We wheel around, and we can see he’s halfway out in the hall. We don’t see a wyvern. “Well, get the hell in here and shut the frickin’ door,” Yanos suggests. “Daisy. Lock that door. Use your big new spell.”

“Right-o,” I say with loathing. Ed shuts the door and I address it, flick my wand and say, “Paf nis.” I’ve been up nights practicing it. It works the first time.

“Sure that’ll hold it?” asks Gurth.

“It’ll hold,” I say, “if your wyvern doesn’t try to knock the door down. Which it won’t, if it doesn’t sense us, and it won’t sense us if we move on. Right?”

We take another breath, even though the air in here is no summer breeze. “All righty,” says Fenric. “Shall we?”

Around the corner, down the stairs, through the square room. “Was that body here last time?” I ask.

“I don’t think so,” says Zelin. She kicks it: not a ghoul or a zombie. Just a fresh corpse.

Out into the perpendicular hall. To the right. Growling noises in the distance; if they’re far off and we can hear them, how loud must they be? Then, ahead of us, shouts and cries: it sounds like someone’s staging the Battle of Despre down the hall, somewhere in the Stygian darkness. Ah, the door, the Jorg Memorial Bedroom door. We rush to it, give it a perfunctory listen, and charge in, and throw our stuff down on the floor like tourists arriving at the inn after a long ride.
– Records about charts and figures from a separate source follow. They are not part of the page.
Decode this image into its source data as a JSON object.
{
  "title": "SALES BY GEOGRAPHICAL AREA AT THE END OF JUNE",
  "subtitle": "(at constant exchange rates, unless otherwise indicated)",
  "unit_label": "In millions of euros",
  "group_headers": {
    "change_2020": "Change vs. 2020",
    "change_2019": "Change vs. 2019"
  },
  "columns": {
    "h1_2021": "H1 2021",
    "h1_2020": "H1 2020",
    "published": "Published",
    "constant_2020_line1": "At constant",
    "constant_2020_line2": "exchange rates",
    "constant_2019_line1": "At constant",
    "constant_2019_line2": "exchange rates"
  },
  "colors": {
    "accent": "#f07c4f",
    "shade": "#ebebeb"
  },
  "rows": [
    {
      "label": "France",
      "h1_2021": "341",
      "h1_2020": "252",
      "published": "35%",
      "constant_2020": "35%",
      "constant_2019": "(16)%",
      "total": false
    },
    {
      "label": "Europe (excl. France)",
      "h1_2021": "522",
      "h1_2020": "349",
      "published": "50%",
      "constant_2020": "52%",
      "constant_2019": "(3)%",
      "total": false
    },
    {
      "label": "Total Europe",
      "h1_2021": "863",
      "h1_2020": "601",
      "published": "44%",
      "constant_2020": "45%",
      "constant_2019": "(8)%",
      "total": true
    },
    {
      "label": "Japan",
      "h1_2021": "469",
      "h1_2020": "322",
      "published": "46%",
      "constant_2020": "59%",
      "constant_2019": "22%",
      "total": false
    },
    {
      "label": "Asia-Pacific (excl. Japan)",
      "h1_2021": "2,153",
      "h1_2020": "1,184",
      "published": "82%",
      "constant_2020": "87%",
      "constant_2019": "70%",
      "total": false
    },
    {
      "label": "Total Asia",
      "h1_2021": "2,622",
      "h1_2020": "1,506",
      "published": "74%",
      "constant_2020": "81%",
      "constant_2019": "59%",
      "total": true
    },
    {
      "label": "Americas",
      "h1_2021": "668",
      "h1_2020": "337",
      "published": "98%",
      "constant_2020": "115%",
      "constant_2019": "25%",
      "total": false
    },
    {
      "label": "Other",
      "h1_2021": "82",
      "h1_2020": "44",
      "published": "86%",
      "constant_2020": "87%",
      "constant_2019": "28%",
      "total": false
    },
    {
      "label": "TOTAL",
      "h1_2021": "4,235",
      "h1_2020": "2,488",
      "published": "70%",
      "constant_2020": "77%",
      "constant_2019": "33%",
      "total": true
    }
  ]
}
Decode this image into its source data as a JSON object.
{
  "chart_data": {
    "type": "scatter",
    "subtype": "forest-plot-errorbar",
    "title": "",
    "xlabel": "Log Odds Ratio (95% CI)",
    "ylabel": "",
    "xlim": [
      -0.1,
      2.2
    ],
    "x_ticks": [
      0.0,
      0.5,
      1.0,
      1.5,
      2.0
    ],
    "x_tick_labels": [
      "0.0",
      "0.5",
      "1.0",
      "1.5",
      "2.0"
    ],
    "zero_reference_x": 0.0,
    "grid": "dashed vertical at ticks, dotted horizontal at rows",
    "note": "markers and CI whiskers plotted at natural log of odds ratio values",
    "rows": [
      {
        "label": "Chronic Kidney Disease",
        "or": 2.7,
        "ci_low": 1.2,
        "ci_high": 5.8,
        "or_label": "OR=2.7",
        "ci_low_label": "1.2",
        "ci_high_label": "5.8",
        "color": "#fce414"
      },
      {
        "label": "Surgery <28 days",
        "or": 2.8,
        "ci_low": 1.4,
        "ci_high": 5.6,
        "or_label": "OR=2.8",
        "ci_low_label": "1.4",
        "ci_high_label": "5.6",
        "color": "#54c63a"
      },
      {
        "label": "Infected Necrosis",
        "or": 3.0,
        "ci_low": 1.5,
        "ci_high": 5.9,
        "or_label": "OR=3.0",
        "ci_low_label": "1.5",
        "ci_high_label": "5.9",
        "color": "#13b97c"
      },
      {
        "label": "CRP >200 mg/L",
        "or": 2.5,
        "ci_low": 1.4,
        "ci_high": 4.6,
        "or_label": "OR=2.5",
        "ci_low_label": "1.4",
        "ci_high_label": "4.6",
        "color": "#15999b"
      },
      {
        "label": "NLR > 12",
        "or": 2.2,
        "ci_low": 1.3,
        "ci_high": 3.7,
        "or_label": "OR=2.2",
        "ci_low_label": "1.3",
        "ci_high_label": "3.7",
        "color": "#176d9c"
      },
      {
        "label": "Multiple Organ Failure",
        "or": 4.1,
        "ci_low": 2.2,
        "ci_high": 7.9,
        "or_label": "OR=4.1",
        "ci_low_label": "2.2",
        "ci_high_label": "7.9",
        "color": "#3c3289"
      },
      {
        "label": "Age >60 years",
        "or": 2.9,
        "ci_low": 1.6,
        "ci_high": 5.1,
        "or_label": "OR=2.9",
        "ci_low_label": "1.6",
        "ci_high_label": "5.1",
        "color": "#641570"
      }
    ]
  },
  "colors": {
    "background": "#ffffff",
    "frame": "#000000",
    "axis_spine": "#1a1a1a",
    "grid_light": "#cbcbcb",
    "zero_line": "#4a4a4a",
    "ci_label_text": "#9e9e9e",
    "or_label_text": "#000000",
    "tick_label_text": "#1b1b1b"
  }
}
Fred gets the door solidly shut, and I lay my lock spell on it. Then I turn around and hold my light out in the middle of the room. The panel to the closet is open. Bones of a large man are strewn about. The cooking grate looks much used.

“Jorg,” says Gurth.

We take this all in for some seconds. “Was never a sepulcher so tight,” quotes Yanos from some old poet, “to keep out all that would have a bite.”

“But usually it would be worms and that sort of thing,” says Janet. “Not—whatever.”

We take it in a little more. Then I start pushing the bones off to the back, saying, “Sorry, Jorg, I love you and I miss you but we need a place to sleep.”